Pensées sur la pensée:

Ne pas penser que ce que l'on croit est toujours vrai... Passer ses convictions sous la lumière de sa critique, c'est ça, l'exercice courageux de la pensée. Penser comme tout le monde, ce n'est  sans doute pas penser du tout.

Mais puisque chaque fois, pour penser, il faut revenir sur sa pensée, et chaque fois aller un cran plus loin, Heidegger a justement parlé là de la spirale de l'acte de penser.
pensée dialectique ou conversation :
double-spirale.jpg


C'est par l'indispensable et continue  critique de l'idéologie dominante qui nous fait prendre les préjugés les plus dangereux et fallacieux pour de la pensée éthique que nous progressons.

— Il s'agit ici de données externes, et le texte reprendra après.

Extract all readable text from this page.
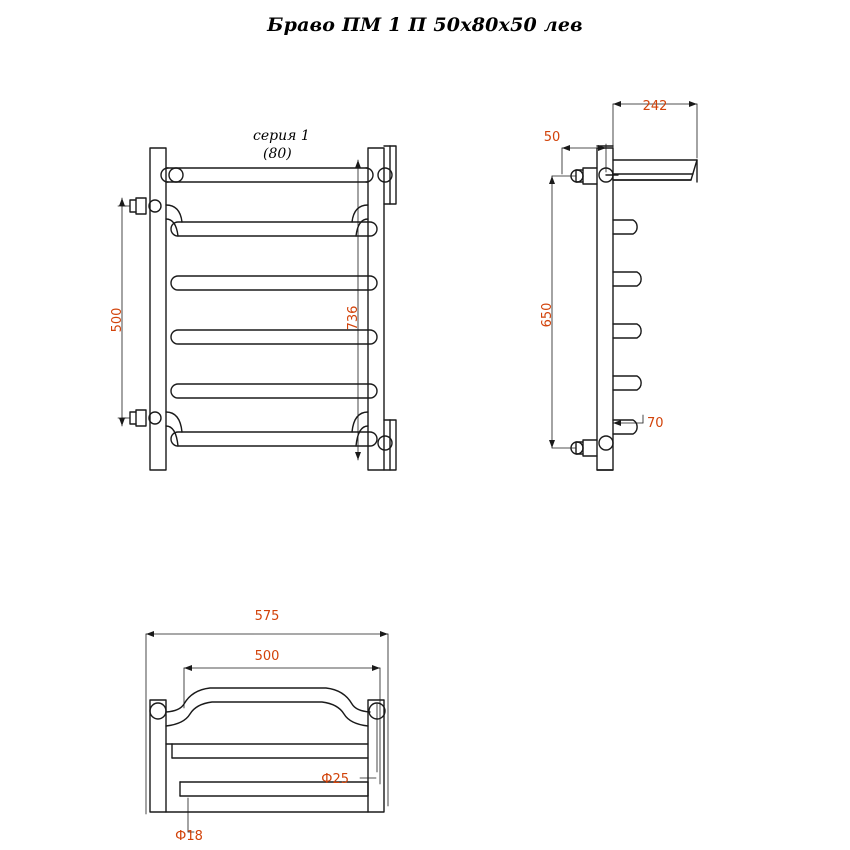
Браво ПМ 1 П 50х80х50 лев
серия 1
(80)
500	736
242
50
650
70
575
500
Ф25
Ф18
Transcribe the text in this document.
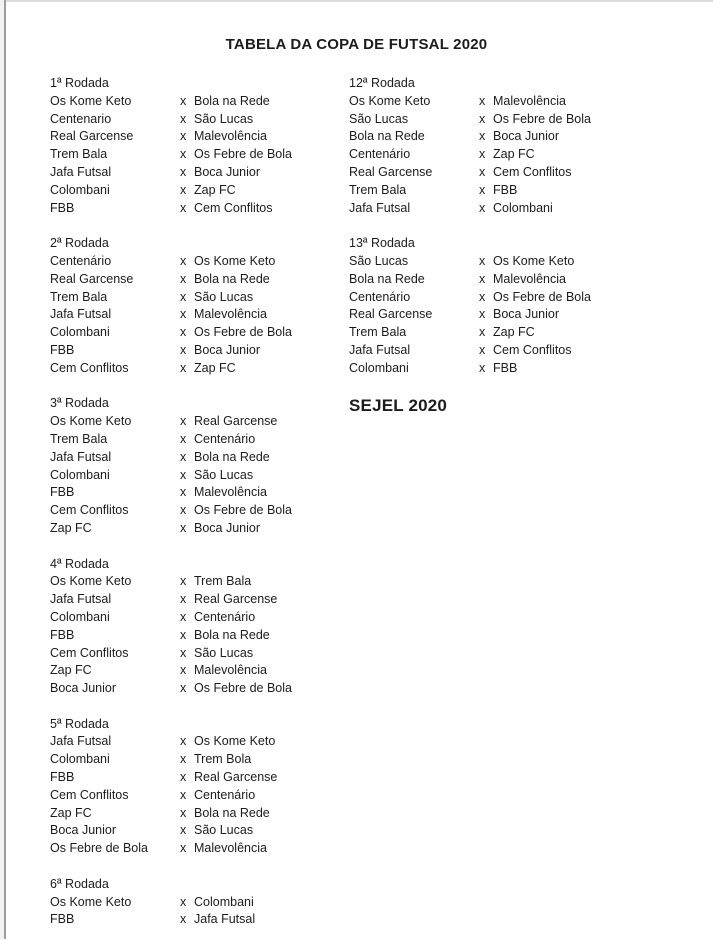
TABELA DA COPA DE FUTSAL 2020
1ª Rodada
Os Kome Keto	x Bola na Rede
Centenario	x São Lucas
Real Garcense	x Malevolência
Trem Bala	x Os Febre de Bola
Jafa Futsal	x Boca Junior
Colombani	x Zap FC
FBB	x Cem Conflitos
2ª Rodada
Centenário	x Os Kome Keto
Real Garcense	x Bola na Rede
Trem Bala	x São Lucas
Jafa Futsal	x Malevolência
Colombani	x Os Febre de Bola
FBB	x Boca Junior
Cem Conflitos	x Zap FC
3ª Rodada
Os Kome Keto	x Real Garcense
Trem Bala	x Centenário
Jafa Futsal	x Bola na Rede
Colombani	x São Lucas
FBB	x Malevolência
Cem Conflitos	x Os Febre de Bola
Zap FC	x Boca Junior
4ª Rodada
Os Kome Keto	x Trem Bala
Jafa Futsal	x Real Garcense
Colombani	x Centenário
FBB	x Bola na Rede
Cem Conflitos	x São Lucas
Zap FC	x Malevolência
Boca Junior	x Os Febre de Bola
5ª Rodada
Jafa Futsal	x Os Kome Keto
Colombani	x Trem Bola
FBB	x Real Garcense
Cem Conflitos	x Centenário
Zap FC	x Bola na Rede
Boca Junior	x São Lucas
Os Febre de Bola	x Malevolência
6ª Rodada
Os Kome Keto	x Colombani
FBB	x Jafa Futsal
12ª Rodada
Os Kome Keto	x Malevolência
São Lucas	x Os Febre de Bola
Bola na Rede	x Boca Junior
Centenário	x Zap FC
Real Garcense	x Cem Conflitos
Trem Bala	x FBB
Jafa Futsal	x Colombani
13ª Rodada
São Lucas	x Os Kome Keto
Bola na Rede	x Malevolência
Centenário	x Os Febre de Bola
Real Garcense	x Boca Junior
Trem Bala	x Zap FC
Jafa Futsal	x Cem Conflitos
Colombani	x FBB
SEJEL 2020
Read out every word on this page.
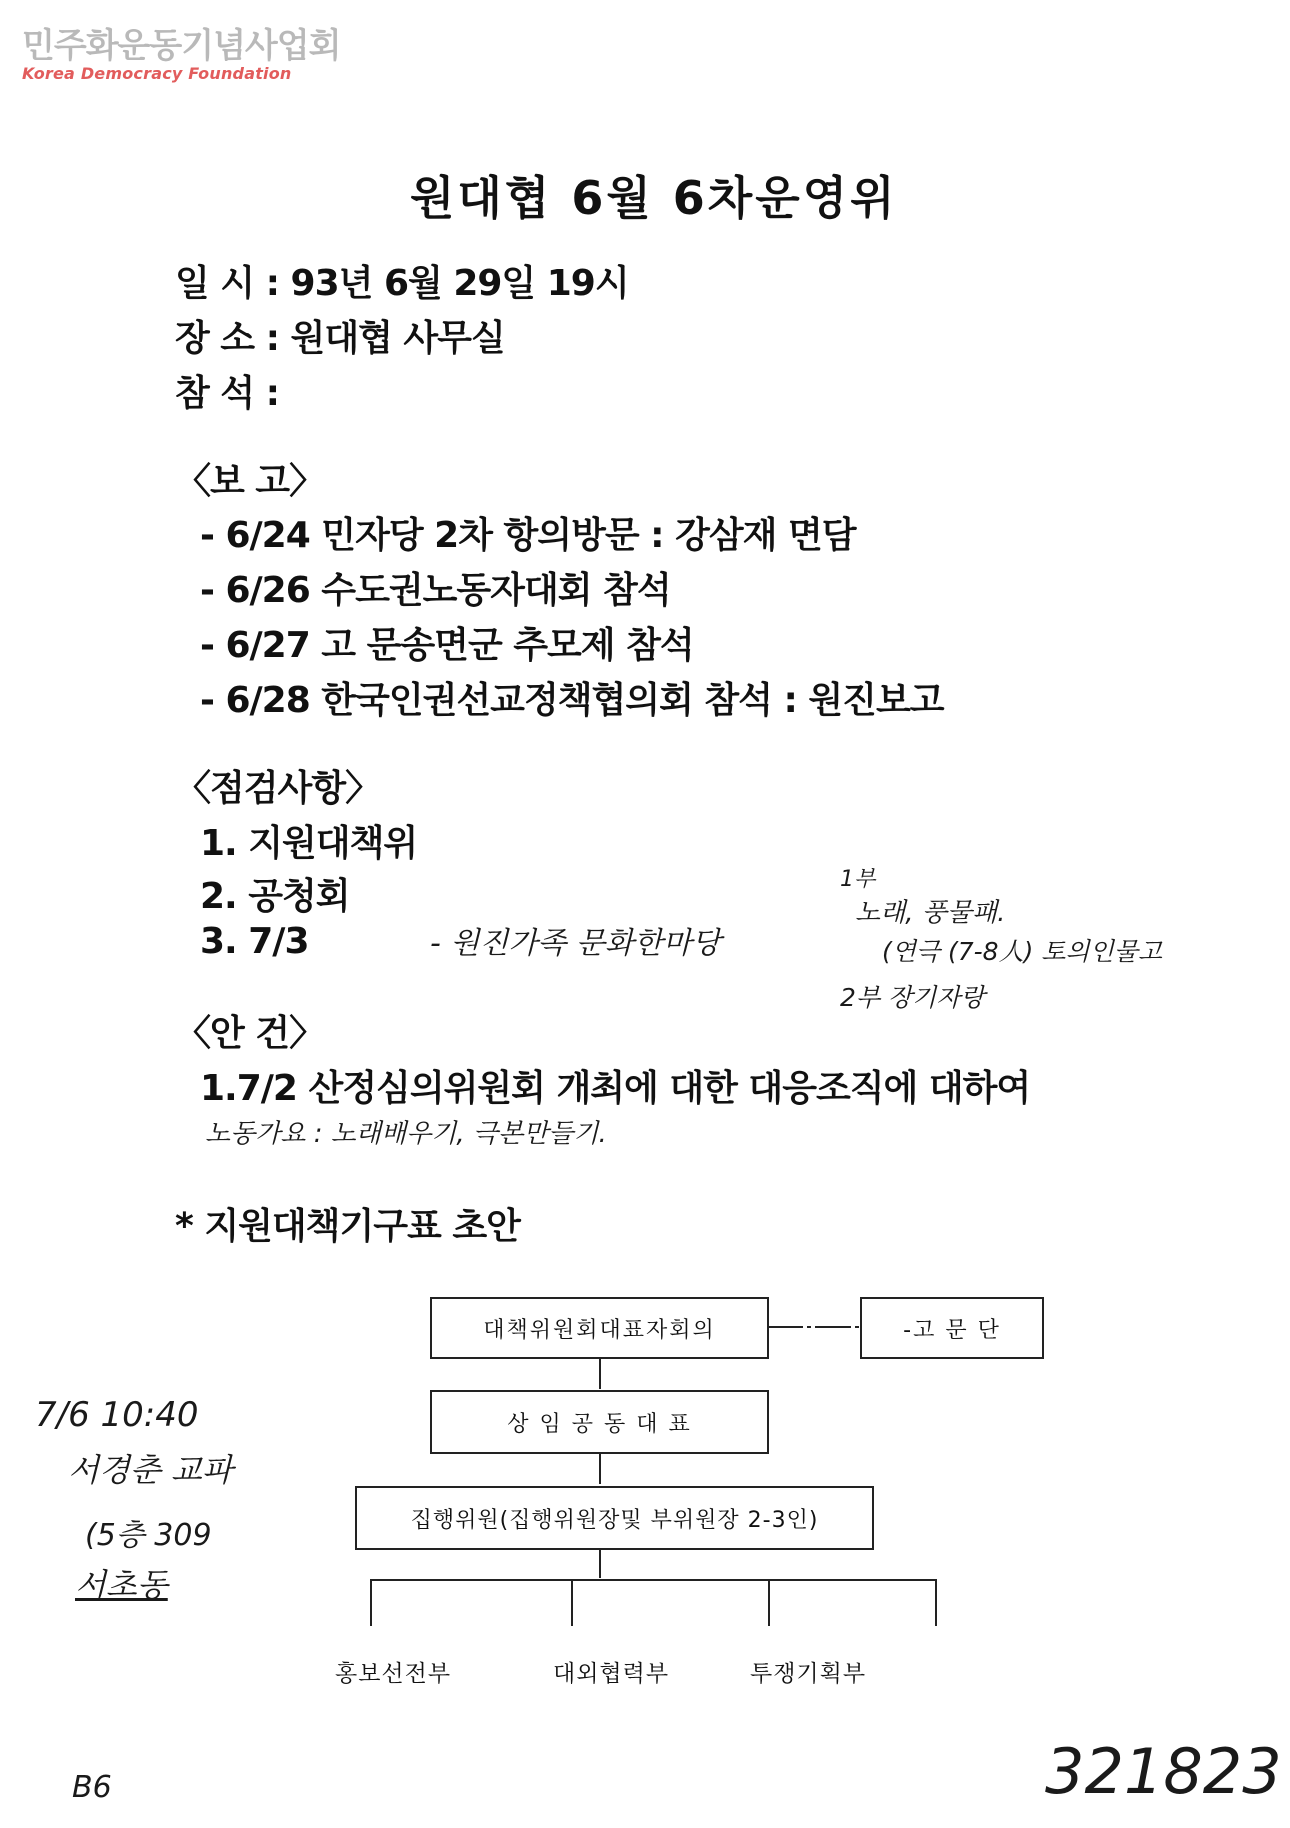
민주화운동기념사업회
Korea Democracy Foundation
원대협 6월 6차운영위
일 시 : 93년 6월 29일 19시
장 소 : 원대협 사무실
참 석 :
〈보 고〉
- 6/24 민자당 2차 항의방문 : 강삼재 면담
- 6/26 수도권노동자대회 참석
- 6/27 고 문송면군 추모제 참석
- 6/28 한국인권선교정책협의회 참석 : 원진보고
〈점검사항〉
1. 지원대책위
2. 공청회
3. 7/3	- 원진가족 문화한마당
1부
노래, 풍물패.
(연극 (7-8人) 토의인물고
2부 장기자랑
〈안 건〉
1.7/2 산정심의위원회 개최에 대한 대응조직에 대하여
노동가요 : 노래배우기, 극본만들기.
* 지원대책기구표 초안
대책위원회대표자회의	-고 문 단
상 임 공 동 대 표
집행위원(집행위원장및 부위원장 2-3인)
홍보선전부	대외협력부	투쟁기획부
7/6 10:40
서경춘 교파
(5층 309
서초동
B6	321823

Il y a un devoir de penser, de remettre en doutes nos convictions, quand nos préjugés sont criminogènes comme dans le "spécisme", le racisme et autres ostracismes.



N°1 des
préjugés , autrement dit pré-pensées:

Le postulat de base de l'humaniste moyen=
à offense physique ou mentale égale,
ce que souffrent les autres animaux est  moins important

que ce que nous subissons,
non parce qu'ils ressentiraient moins
que nous,
mais
parce qu'on juge qu'ils n'ont pas la même "valeur".

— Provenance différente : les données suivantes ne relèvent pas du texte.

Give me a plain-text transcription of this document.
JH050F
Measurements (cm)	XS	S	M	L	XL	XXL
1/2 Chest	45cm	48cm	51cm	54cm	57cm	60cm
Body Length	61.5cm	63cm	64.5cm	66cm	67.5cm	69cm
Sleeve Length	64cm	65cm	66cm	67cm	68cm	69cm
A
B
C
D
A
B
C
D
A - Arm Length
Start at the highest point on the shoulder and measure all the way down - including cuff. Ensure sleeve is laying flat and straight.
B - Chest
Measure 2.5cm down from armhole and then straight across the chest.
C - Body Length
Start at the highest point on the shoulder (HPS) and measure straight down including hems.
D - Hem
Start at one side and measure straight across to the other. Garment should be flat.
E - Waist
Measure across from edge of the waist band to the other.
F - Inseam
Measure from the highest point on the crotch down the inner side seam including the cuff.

Du coup, préjugé N°2 : Etre cruel avec les animaux est rarement appelé barbarie et est souvent admis comme nécessaire...un mal, certes, mais si c'est utile à l'homme, alors, il faut le faire, pense tout le monde.

Cette devise généralisée est machiavélique et non éthique.

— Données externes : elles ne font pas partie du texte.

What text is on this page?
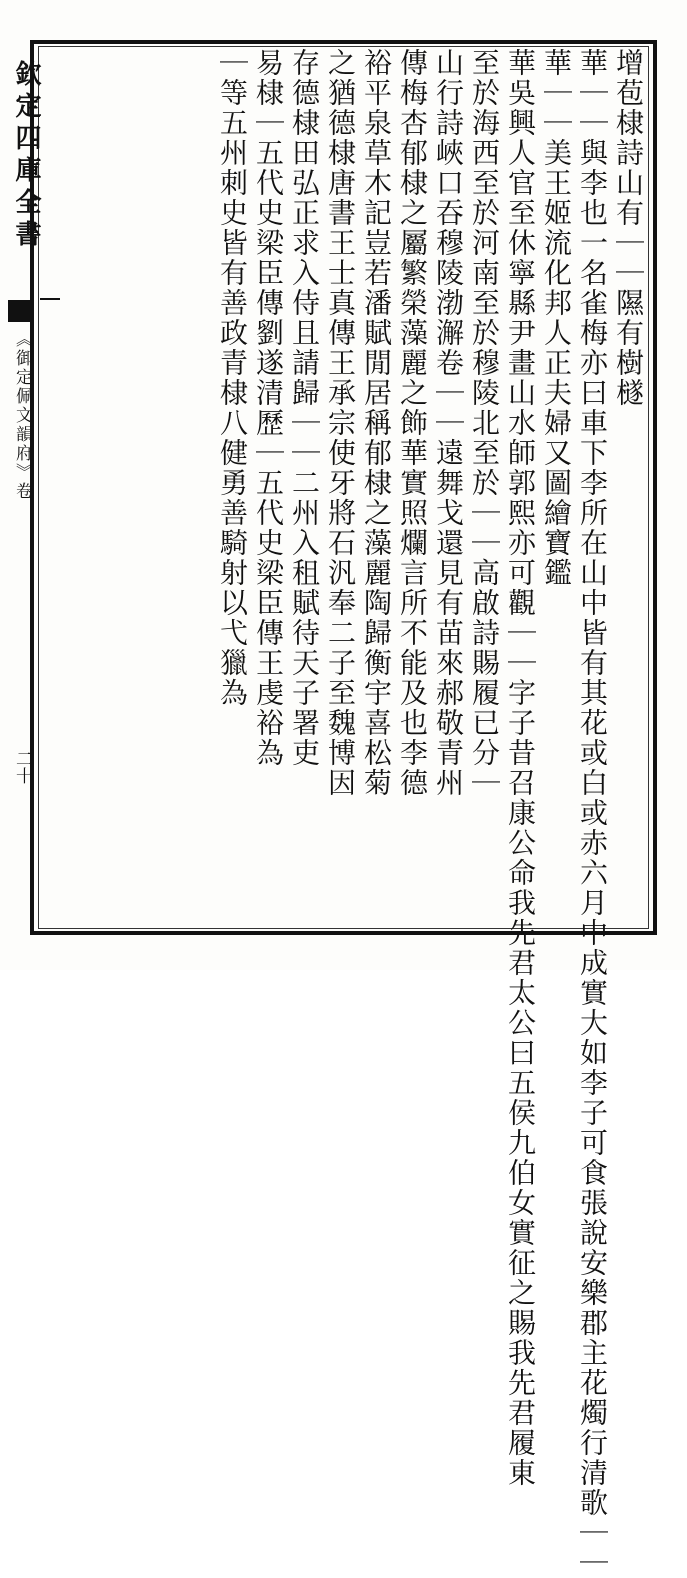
欽定四庫全書
《御定佩文韻府》卷
二十
增苞棣詩山有｜｜隰有樹檖
華｜｜與李也一名雀梅亦曰車下李所在山中皆有其花或白或赤六月中成實大如李子可食張說安樂郡主花燭行清歌｜｜
華｜｜美王姬流化邦人正夫婦又圖繪寶鑑
華吳興人官至休寧縣尹畫山水師郭熙亦可觀｜｜字子昔召康公命我先君太公曰五侯九伯女實征之賜我先君履東
至於海西至於河南至於穆陵北至於｜｜高啟詩賜履已分｜
山行詩峽口吞穆陵渤澥卷｜｜遠舞戈還見有苗來郝敬青州
傳梅杏郁棣之屬繁榮藻麗之飾華實照爛言所不能及也李德
裕平泉草木記豈若潘賦閒居稱郁棣之藻麗陶歸衡宇喜松菊
之猶德棣唐書王士真傳王承宗使牙將石汎奉二子至魏博因
存德棣田弘正求入侍且請歸｜｜二州入租賦待天子署吏
易棣｜五代史梁臣傳劉遂清歷｜五代史梁臣傳王虔裕為
｜等五州刺史皆有善政青棣八健勇善騎射以弋獵為
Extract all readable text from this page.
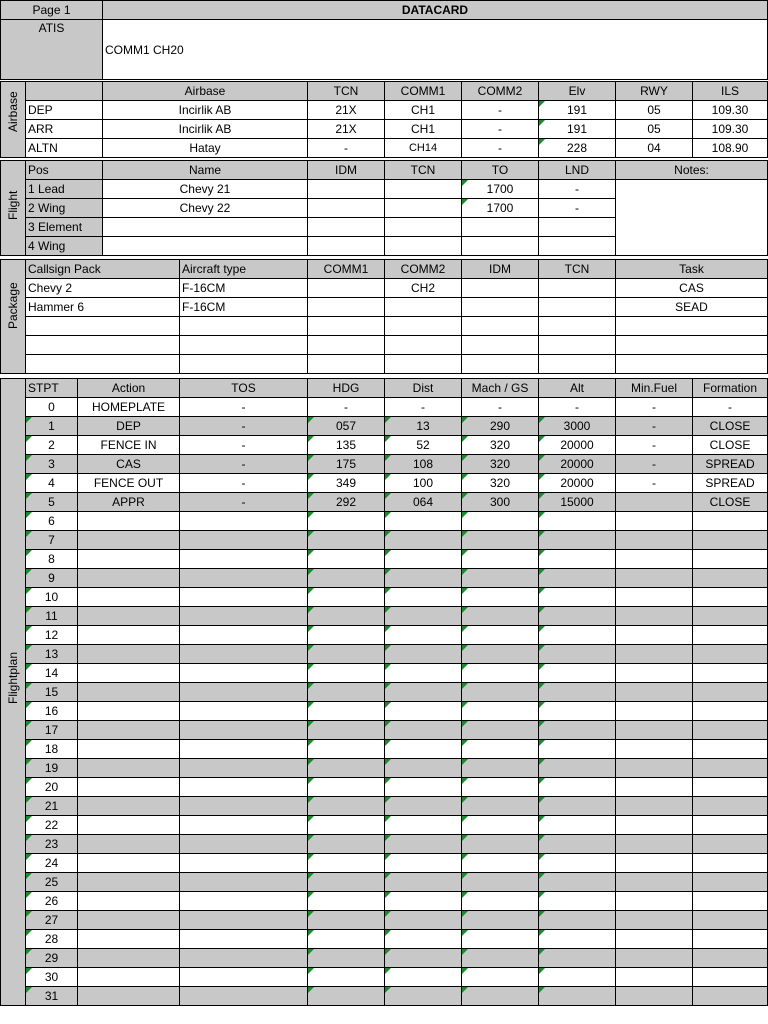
Page 1	DATACARD
ATIS	COMM1 CH20
Airbase		Airbase	TCN	COMM1	COMM2	Elv	RWY	ILS
	DEP	Incirlik AB	21X	CH1	-	191	05	109.30
	ARR	Incirlik AB	21X	CH1	-	191	05	109.30
	ALTN	Hatay	-	CH14	-	228	04	108.90
Flight	Pos	Name	IDM	TCN	TO	LND	Notes:
	1 Lead	Chevy 21			1700	-	
	2 Wing	Chevy 22			1700	-	
	3 Element						
	4 Wing						
Package	Callsign Pack	Aircraft type	COMM1	COMM2	IDM	TCN	Task
	Chevy 2	F-16CM		CH2			CAS
	Hammer 6	F-16CM					SEAD

Flightplan	STPT	Action	TOS	HDG	Dist	Mach / GS	Alt	Min.Fuel	Formation
	0	HOMEPLATE	-	-	-	-	-	-	-
	1	DEP	-	057	13	290	3000	-	CLOSE
	2	FENCE IN	-	135	52	320	20000	-	CLOSE
	3	CAS	-	175	108	320	20000	-	SPREAD
	4	FENCE OUT	-	349	100	320	20000	-	SPREAD
	5	APPR	-	292	064	300	15000		CLOSE
	6								
	7								
	8								
	9								
	10								
	11								
	12								
	13								
	14								
	15								
	16								
	17								
	18								
	19								
	20								
	21								
	22								
	23								
	24								
	25								
	26								
	27								
	28								
	29								
	30								
	31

Le problème de l'homme? Nous confondons puissance et pouvoir, I can et I may en anglais,
pouvoir et éthique, et surtout...pouvoir technique et valeur.

C'est pourquoi, nous qui avons le pouvoir de modifier le monde jusqu'à la destruction de la vie, nous devons faire particulièrement attention aux limites à nous donner.






La psychanalyse peut-elle nous apprendre pourquoi la barbarie est un mal récurrent?

Bien-sûr que oui, c'est justement en plein dans son champ d'action, le symptôme étant la figure par excellence de la barbarie.

Il y a un devoir de penser, de remettre en doutes nos convictions, quand nos préjugés sont criminogènes comme dans le "spécisme", le racisme et autres ostracismes. Mais avec son slogan , l'homme est attaché à la jouissance archaïque de son symptôme: "TOUCHE PAS A MA BARBARIE!"

Or le symptôme est une jouissance pathologoique qui se méfie de la pensée, d'essence, son ennemie.

D'où son enlisement au stade de la perversion polymorphe du jeune enfant, et la proposition de s'en sortir par l'analyse qui est donc la thérapie par l'Ethique.

Le rapport des hommes aux animaux est fait de

cette toute-puissance /toute-jouissance. On retrouve cette configuration abusive sado-masochiste quelque soit notre sentiment à leur égard. C'est un fait social, une norme qui se diffracte dans toutes les sortes de relations à eux. De ce fait ce rapport alimente la stagnation de notre espèce au stade régressif en question, ce qui nous rend forcément barbare.
Un fumeur qui ne fumerait que dans un lieu autorisé, tel un fumoir, reste un fumeur.

De même, on ne peut être non barbare sous prétexte qu'on ne le serait qu'avec les animaux, même si là, c'est permis par la loi..



La tentation de jouissance est commune à tous. Les pulsions sont la base du désir, mais lorsque la jouissance est interdite car immorale, car elle léserait un tiers, elle doit rester non satisfaite ou plutôt être sublimée. La pulsion de mort préside aux pulsions partielles. Elles sont donc toutes à satisfaire avec précaution.

Ceci rend le kamikaze, celui qui se tue en tuant, et ne castre pas ses pulsions barbares, proche de nous tous.